A UI alumnus living and working in Germany heard the NPR report and sent Knappenberger a four-page handwritten letter. He told her of how Germany has changed since the war and thanked her for her services.
She was surprised — and delighted. She views his having heard the NPR report from halfway across the world as just one example of how much communications technology has changed during her life.
Claim to fame
Even with all that she's seen and done, Knappenberger considers her "only claim to fame" to be that her parents, four grandparents and all her aunts and uncles were college graduates. She said she knows no one else of her "vintage" who can say that.
Knappenberger grew up in Bloomington, where her father was a farm implement dealer. During the Great Depression, her family moved to the Pitts family farm in McLean to make ends meet. After graduating in 1936 from McLean High School, she went to Stephens College, then a two-year women's school in Columbia, Mo.
She was one of 10 graduates in the class of '38 who were voted representatives of the "10 ideals of perfect womanhood," for her self-discipline. She then transferred to the UI. Like her mother before her, she majored in home economics.
She dropped out after a year to work before signing up for the American Red Cross.
"I wanted to be part of the World War II effort because the idea of going overseas was exciting," she said. "Doing recreational work was more appealing than joining the WACS (Women's Army Corps). The Clubmobile seemed really appealing to me."
The best years
Even with all the excitement and camaraderie of those war years, Knappenberger does not consider them the best years of her life.
Those came while she was married to Mr. Knappenberger, whom she first met in 1949 while finishing her degree at the UI. They married in 1953; he died in 1988.

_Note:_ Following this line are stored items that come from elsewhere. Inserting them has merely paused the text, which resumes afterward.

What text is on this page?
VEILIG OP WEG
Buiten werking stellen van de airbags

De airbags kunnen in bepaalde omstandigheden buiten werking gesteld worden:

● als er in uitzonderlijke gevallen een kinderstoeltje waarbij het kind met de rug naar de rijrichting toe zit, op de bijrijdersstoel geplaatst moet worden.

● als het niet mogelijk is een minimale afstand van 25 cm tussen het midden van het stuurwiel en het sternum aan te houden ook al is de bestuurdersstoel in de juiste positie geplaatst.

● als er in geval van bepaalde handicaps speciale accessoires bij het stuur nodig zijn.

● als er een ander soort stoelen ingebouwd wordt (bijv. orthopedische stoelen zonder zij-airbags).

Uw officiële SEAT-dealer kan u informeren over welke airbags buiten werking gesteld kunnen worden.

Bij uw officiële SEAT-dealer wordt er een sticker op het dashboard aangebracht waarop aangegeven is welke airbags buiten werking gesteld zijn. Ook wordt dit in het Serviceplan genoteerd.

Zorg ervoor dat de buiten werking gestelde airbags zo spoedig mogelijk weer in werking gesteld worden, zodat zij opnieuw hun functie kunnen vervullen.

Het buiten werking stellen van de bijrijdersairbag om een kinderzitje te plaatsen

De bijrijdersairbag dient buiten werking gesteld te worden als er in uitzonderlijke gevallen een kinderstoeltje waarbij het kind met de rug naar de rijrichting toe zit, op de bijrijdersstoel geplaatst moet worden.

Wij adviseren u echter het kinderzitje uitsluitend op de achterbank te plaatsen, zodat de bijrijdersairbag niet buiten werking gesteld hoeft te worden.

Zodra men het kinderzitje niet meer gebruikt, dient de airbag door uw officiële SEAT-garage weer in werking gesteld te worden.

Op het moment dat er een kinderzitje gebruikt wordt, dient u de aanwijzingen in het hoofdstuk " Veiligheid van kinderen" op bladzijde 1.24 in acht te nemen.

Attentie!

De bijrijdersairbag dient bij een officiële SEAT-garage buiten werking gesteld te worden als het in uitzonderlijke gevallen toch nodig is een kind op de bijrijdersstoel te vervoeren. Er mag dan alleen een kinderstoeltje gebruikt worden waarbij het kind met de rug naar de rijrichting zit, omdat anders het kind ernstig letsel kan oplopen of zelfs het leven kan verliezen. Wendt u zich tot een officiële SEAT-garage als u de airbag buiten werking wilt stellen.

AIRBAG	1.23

"He's been gone a long time, but we did have 35 years," she said. "I still dream about him a lot."
The two didn't have children, by choice.
"Our life was complete, the two of us. I was glad he waited for me. It was not love at first sight, but it was a great attraction."
Souvenirs from their trips around the world as well as a few from her war years decorate her home. So do her landscape paintings.
After she took an art appreciation course at Stephens, she took up painting and loved it. She does stitching as a hobby now but no longer paints or sews. She no longer travels as much, either.
"I've been there and done that. Circumstances change and you change what you do," she said simply.